This is convoluted, but bear with me. You may have noticed that Nissan has grafted a London taxi-esque grille and headlight ensemble to the front-end of its NV200 van to create a new London cab.

It’s a sensible attempt to make the beast’s mission more obvious as it plies the city streets, and was asked for both by cabbies, the London Mayor’s office and Transport for London after Nissan had shown a plainer version of its taxi last year.

These days most of us have got over the fact that London’s black cabs have been made by an outfit headquartered in China, or that black Mercedes Vianos are also doing the job, and rather more comfortably than the inflated, Noddy-like LTI TX1, which rides even more suddenly than the Fairway FX4 predecessor whose style inspired it.

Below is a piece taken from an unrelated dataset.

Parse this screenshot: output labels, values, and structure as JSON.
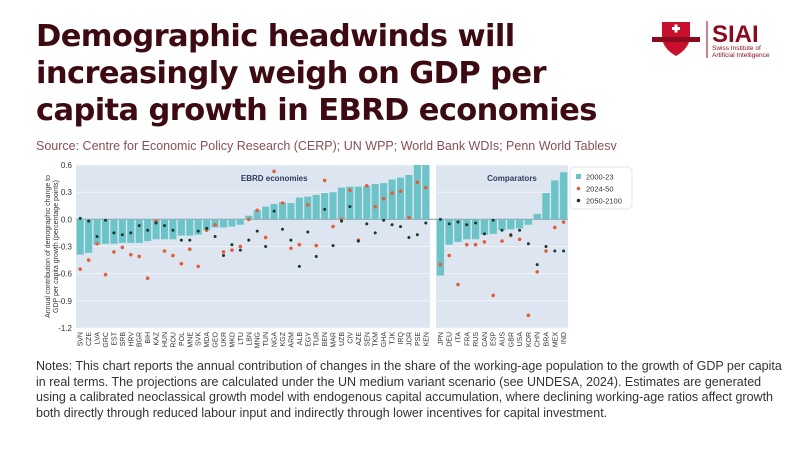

Nissan has links with both these cabs, having supplied impressively hardy 2.7 litre diesel engines for them over the past 25 years.

But there’s a more tangential link, too. The Fairway FX4 was born is 1958 as an Austin FX4, and if you compare its look with the gabardine raincoat meets American jukebox looks of Austin’s A50 Cambridge saloon of the era, the bloodlines are easy to see. And Nissan, or Datsun as it was then known, would have been building this very Austin under licence in Japan.

Datsun had first seen significant success as a car maker in the 1930s when it built Austin Sevens under licence, and struck a deal in 1952 that would see it licence-build Austin A50s from 1953-59 – the same era into which the FX4 was born.

A tangential link it’s true, but a link nonetheless.